Quem é a tua criança?
Tem sido cada vez mais comum receber nos consultórios de psicologia crianças cheias de adjetivos, colocados pelos adultos à sua volta, com a expectativa de que tais adjetivos sejam transformados pelo profissional psicólogo. É uma criança desobediente, desatenta, hiperativa, descontrolada, ansiosa, medrosa, agressiva, inquieta, impulsiva e por aí adiante.
Ao mesmo tempo é observado, que esses mesmos adultos têm cada dia menos tempo de convívio com essas crianças. O que pode estar atrelado ao fato de uma maior abertura para a adjetivação que caracteriza causas de comportamentos, em lugar de uma compreensão sobre os modos de ser e de se mostrar dessas crianças, a partir de suas experiências. Compreensão exige tempo e disponibilidade para ser/estar com o outro de modo aberto ao que acontece. E o mundo contemporâneo tem dificultado esse tempo de qualidade, apresentando um modelo de vida produtivista e cheio de excessos.
Nesse caminho trago reflexões realizadas pela professora Maria Marcondes Machado, em artigo publicado em 2013 intitulado: “Fenomenologia e Infância: o direito da criança a ser o que ela é.” Nesse estudo ela enfatiza o excesso de tecnicismo que há nas relações adulto-criança da atualidade. Nessa vista, quando se coloca a técnica na frente da criança, não é possível se relacionar com quem ela é, mas com todas as definições e explicações que se dá sobre ela. Para Machado “O encontro adulto-criança é um acontecimento em gesto e palavra”, sendo assim “é preciso aceitar as crianças tal como elas se apresentam.”
A autora diz que o psiquiatra Raul Guimarães Lopes (1993) escreveu que “Educar é esperar” o que se convenciona diferente na atualidade, visto que muitas vezes o educar está para formar e projetar aquilo que se quer do outro. Permitir que a criança seja ela mesma, é não impor sobre ela nosso modo adulto de sermos, podando-as de serem crianças, com as nossas regras de pura realidade. “(...) cabe a nós propiciar espaços potenciais de brincadeira e de jogo, playgrounds de crenças compartilhadas, de muitos aviões de papel e dobraduras de águias e galinhas. Colocaremos grades nas janelas, sim, pois, adultos que somos, sabemos que literalmente crianças não voam… Mas, ao mesmo tempo, permitiremos saltos, cambalhotas, balanços que voam, cordas com pneus nas árvores, etc.: modos de voar da criança humana.”

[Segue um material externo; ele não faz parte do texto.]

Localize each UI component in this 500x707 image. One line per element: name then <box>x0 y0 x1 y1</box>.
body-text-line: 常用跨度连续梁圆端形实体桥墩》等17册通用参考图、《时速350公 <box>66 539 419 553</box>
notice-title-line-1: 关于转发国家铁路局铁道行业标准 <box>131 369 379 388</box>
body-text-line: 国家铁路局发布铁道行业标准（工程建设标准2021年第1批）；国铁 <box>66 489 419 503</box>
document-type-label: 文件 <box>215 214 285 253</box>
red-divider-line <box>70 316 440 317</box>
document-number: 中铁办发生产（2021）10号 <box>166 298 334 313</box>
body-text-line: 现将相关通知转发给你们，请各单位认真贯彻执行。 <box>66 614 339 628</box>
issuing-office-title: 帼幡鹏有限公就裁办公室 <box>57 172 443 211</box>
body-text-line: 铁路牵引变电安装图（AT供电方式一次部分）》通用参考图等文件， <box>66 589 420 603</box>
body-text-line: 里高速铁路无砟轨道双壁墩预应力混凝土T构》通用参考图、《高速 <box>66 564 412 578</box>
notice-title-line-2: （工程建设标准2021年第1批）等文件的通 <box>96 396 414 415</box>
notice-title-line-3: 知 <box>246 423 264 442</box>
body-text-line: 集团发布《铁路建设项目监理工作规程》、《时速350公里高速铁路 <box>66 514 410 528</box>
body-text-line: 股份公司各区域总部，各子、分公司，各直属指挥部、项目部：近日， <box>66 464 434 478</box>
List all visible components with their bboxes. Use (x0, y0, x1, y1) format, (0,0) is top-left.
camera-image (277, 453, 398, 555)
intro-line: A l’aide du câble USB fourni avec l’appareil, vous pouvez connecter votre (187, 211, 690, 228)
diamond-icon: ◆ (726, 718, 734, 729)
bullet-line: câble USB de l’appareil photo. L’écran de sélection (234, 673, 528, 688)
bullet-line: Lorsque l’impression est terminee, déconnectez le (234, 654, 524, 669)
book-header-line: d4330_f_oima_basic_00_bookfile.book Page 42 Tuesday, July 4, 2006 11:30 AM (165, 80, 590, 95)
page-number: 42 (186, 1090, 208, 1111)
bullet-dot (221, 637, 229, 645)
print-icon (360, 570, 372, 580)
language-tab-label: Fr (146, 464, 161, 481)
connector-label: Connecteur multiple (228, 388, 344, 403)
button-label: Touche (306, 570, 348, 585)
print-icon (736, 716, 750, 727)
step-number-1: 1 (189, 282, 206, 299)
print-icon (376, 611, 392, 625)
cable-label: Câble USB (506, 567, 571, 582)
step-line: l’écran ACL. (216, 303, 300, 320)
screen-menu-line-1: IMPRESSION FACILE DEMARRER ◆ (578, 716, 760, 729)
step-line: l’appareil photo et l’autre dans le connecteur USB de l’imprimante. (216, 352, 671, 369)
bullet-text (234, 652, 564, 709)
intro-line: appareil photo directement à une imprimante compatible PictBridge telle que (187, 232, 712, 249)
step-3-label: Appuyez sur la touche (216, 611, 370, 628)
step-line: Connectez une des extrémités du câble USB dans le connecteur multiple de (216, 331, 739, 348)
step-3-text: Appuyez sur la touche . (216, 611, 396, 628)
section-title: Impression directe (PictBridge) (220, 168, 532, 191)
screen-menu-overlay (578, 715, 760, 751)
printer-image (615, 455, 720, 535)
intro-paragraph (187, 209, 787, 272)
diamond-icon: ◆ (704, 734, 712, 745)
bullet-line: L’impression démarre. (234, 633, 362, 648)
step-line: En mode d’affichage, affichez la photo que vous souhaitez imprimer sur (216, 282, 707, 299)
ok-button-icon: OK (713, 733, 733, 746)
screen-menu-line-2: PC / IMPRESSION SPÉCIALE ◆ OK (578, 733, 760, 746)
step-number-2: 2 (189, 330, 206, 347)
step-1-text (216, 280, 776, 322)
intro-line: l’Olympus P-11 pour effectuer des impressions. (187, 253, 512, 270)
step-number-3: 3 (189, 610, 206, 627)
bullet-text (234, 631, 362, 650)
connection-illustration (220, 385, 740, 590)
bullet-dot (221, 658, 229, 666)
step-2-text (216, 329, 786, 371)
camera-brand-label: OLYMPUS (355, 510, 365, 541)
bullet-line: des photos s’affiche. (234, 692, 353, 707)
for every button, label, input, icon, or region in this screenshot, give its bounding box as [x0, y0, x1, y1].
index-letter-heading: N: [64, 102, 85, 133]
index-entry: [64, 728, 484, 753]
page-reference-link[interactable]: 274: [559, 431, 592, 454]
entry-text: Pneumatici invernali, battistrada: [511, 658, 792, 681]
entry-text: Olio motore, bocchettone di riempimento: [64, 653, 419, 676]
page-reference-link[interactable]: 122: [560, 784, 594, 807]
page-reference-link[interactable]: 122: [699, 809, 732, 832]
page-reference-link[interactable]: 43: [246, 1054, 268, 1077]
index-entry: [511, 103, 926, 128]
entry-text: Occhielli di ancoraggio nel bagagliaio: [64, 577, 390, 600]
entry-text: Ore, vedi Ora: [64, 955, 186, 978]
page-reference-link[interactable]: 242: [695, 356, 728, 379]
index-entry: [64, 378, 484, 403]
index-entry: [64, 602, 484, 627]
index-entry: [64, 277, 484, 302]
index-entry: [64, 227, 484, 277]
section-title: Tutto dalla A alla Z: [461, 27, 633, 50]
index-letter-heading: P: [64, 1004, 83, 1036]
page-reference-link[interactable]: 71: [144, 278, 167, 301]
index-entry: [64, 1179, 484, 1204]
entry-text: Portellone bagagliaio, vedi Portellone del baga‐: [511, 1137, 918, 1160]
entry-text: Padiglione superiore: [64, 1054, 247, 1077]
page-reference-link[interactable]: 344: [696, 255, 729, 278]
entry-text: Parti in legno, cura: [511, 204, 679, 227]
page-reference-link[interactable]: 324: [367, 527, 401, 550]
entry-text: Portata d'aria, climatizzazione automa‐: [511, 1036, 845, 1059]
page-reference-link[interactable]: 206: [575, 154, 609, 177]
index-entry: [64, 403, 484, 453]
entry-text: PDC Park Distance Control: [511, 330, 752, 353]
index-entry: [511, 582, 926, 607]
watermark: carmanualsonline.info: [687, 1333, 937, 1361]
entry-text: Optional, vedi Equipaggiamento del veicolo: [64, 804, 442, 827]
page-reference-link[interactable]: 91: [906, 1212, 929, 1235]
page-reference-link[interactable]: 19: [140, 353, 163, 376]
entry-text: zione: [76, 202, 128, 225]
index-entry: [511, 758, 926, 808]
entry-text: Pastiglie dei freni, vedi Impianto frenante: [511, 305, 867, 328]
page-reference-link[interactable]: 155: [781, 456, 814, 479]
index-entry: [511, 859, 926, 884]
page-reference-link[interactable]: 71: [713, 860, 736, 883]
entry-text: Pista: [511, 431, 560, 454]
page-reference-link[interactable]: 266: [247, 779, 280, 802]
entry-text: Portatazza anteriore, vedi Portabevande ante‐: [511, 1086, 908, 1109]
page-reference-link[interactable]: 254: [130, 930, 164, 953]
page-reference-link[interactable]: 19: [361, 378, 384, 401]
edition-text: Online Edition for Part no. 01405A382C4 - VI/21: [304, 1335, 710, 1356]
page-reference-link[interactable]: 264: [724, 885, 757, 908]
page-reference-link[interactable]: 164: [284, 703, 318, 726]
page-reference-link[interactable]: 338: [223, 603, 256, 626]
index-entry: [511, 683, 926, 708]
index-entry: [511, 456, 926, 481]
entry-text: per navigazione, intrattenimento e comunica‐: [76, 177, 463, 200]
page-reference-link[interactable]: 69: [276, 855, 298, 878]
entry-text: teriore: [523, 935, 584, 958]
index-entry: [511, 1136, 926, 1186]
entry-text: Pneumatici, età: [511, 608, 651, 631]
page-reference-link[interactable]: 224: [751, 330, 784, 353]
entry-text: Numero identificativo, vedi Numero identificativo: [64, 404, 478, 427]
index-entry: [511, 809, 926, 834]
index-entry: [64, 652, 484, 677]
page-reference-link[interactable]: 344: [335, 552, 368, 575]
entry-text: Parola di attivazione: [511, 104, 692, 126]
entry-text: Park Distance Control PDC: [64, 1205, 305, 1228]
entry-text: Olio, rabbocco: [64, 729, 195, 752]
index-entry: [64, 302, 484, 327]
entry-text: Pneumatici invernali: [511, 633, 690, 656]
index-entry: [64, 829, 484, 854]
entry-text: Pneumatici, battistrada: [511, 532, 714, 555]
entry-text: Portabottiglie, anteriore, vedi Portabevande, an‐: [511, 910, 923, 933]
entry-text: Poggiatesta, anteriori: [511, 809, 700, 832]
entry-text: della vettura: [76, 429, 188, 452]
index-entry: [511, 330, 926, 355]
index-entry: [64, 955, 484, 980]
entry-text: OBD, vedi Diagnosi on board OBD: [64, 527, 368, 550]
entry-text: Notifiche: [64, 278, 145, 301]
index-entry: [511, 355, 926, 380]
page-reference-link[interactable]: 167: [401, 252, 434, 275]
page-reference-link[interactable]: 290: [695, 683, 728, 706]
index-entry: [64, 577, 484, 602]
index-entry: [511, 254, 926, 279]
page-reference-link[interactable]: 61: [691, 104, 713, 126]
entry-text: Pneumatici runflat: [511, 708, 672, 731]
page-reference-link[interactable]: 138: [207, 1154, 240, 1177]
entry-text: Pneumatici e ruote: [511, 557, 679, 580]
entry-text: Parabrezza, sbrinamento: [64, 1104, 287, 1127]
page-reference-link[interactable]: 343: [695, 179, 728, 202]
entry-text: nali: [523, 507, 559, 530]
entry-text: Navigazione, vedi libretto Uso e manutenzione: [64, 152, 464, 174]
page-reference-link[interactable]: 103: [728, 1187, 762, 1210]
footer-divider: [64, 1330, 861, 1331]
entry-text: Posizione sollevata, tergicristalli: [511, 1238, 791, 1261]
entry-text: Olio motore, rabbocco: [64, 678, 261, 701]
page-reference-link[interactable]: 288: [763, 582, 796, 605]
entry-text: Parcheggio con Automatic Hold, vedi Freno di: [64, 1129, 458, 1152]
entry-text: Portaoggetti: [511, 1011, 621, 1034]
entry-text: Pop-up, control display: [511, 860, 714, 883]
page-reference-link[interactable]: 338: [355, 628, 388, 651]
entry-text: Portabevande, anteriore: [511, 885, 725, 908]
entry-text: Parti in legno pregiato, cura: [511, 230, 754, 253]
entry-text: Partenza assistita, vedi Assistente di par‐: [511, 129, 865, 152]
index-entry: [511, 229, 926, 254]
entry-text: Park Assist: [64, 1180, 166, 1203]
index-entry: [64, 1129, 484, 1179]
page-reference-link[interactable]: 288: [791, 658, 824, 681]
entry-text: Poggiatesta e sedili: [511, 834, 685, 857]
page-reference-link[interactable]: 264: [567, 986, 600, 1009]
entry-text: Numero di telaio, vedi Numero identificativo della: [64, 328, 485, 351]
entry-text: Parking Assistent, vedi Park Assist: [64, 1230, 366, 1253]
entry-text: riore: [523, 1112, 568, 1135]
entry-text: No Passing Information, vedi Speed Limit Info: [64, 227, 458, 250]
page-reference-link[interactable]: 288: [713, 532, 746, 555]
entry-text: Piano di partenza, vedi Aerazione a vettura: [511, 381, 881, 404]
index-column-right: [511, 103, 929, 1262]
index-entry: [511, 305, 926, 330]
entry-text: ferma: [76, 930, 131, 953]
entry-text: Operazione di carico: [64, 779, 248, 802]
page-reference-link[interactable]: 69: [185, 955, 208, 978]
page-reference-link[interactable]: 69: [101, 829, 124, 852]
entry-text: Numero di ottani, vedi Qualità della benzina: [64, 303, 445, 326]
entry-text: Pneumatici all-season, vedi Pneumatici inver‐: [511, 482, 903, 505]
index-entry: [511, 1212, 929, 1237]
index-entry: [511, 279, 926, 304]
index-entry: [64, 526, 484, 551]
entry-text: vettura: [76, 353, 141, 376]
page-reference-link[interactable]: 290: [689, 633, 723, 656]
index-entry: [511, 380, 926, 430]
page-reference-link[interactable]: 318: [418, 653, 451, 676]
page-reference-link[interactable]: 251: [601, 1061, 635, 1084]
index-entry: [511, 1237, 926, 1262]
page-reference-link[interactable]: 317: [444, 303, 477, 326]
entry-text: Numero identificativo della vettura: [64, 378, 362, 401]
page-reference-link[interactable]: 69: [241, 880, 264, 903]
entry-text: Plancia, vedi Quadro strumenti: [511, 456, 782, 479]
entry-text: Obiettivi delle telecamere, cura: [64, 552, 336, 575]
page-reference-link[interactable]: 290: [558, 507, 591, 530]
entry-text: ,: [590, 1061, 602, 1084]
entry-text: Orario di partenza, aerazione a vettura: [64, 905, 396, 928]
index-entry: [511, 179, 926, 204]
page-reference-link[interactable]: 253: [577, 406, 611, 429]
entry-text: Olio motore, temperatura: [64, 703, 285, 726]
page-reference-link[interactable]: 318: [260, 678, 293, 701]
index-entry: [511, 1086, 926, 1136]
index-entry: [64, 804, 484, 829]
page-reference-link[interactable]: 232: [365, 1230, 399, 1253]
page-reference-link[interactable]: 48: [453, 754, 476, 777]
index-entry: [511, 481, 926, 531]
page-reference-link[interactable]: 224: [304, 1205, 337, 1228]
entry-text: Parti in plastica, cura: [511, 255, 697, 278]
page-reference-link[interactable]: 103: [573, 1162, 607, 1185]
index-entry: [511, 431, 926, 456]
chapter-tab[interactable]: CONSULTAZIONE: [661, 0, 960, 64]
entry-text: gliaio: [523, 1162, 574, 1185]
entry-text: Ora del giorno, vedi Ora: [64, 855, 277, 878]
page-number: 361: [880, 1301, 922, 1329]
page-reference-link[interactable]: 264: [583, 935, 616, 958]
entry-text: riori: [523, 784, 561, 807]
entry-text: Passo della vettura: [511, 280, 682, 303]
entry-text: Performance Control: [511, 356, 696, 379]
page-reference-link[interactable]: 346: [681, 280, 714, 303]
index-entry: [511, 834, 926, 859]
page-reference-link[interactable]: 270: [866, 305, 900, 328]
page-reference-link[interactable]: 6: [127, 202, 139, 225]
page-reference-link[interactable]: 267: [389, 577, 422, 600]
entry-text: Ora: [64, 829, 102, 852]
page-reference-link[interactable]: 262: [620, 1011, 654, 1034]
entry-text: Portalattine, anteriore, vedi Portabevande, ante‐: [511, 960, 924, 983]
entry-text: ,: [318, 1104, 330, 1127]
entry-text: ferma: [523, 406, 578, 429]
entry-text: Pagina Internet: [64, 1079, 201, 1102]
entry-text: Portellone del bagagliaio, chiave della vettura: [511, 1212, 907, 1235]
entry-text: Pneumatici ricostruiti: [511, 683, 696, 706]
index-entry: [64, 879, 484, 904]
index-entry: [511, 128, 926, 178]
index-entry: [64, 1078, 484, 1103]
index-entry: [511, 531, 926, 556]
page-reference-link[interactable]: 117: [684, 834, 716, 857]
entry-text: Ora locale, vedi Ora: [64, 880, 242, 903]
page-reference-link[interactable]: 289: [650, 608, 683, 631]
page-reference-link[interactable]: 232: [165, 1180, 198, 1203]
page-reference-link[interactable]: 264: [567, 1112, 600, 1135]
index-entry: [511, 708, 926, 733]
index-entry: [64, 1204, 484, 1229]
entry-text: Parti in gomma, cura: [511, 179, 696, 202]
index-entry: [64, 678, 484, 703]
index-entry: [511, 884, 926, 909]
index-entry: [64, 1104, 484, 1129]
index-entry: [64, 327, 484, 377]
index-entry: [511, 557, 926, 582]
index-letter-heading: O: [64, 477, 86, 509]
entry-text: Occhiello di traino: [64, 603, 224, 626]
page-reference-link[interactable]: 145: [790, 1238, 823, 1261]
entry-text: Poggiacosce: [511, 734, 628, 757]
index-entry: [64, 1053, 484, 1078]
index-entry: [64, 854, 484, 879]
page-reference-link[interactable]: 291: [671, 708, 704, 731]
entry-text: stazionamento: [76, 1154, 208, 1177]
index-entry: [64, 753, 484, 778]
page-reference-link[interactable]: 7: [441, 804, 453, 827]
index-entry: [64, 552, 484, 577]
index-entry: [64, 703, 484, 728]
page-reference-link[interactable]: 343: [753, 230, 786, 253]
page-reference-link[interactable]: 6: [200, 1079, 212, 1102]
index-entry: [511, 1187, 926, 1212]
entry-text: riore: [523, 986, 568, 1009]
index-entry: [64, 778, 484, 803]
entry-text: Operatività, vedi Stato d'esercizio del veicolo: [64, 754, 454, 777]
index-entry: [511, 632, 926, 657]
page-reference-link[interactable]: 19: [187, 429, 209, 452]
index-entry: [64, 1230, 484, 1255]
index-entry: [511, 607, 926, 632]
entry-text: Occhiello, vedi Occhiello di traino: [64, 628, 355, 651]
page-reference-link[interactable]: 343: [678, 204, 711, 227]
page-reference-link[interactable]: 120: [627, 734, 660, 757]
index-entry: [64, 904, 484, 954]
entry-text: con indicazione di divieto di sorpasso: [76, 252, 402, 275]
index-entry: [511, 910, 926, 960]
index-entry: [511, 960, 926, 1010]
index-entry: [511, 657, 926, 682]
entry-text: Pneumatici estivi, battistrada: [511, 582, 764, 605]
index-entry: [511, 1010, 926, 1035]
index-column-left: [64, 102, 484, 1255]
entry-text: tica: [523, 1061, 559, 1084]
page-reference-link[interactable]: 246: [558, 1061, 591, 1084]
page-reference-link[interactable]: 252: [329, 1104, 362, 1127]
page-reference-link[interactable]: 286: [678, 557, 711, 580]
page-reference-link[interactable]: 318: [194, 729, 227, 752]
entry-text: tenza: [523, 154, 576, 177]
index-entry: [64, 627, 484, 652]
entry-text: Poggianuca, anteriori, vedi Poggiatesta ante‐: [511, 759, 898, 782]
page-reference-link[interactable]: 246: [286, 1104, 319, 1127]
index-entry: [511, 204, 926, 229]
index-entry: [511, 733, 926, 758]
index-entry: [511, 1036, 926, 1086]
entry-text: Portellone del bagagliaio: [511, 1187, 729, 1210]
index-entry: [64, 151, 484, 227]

A clínica psicológica nesse sentido, se revela como espaço possibilitador da aparição da criança enquanto ser singular. E como pode se dar isso? De modo aberto à ludicidade e ao encontro entre criança-terapeuta, sem a necessidade de uma direção sobre a ação desta criança no acontecimento clínico. “Menos intervencionismo adulto geraria crianças mais autônomas, protagonistas, performers de suas existências.” Menos controle, menos imposições e mais abertura ao mostrar-se de cada criança. No entanto, tal postura não deve ficar restrita ao espaço da clínica, mas se estender para as diversas relações estabelecidas entre adultos-crianças.
O que se mostra como desafio para isso, é o modo como a sociedade contemporânea tem vivido. Cada vez mais adultos ocupados, cansados, super atarefados. Cada vez mais crianças são cuidadas a partir de modelos que rompem com suas possibilidades criativas, tendo de cumprir agendas, regras e padrões inflexíveis. Não por acaso há uma exacerbação de busca de atendimentos infantis relacionados à saúde mental, bem como um número exorbitante de medicalização de crianças.
É fácil encontrar um arsenal infinito de direcionamentos de como cuidar de uma criança em nossa sociedade. Inúmeros especialistas dando orientações e conselhos sobre os “melhores” caminhos. Inúmeros pais ansiosos, culpados, inseguros e sem saber por onde seguir com suas crianças. Talvez a máxima seja - conhecer quem é essa criança - ao invés de incorporá-la nas muitas definições especializadas de como ela deve ser. Portanto, fecho com Machado ao dizer que: “Sentir-se real é o incomparável benefício daquele a quem permitem ser o que se é.”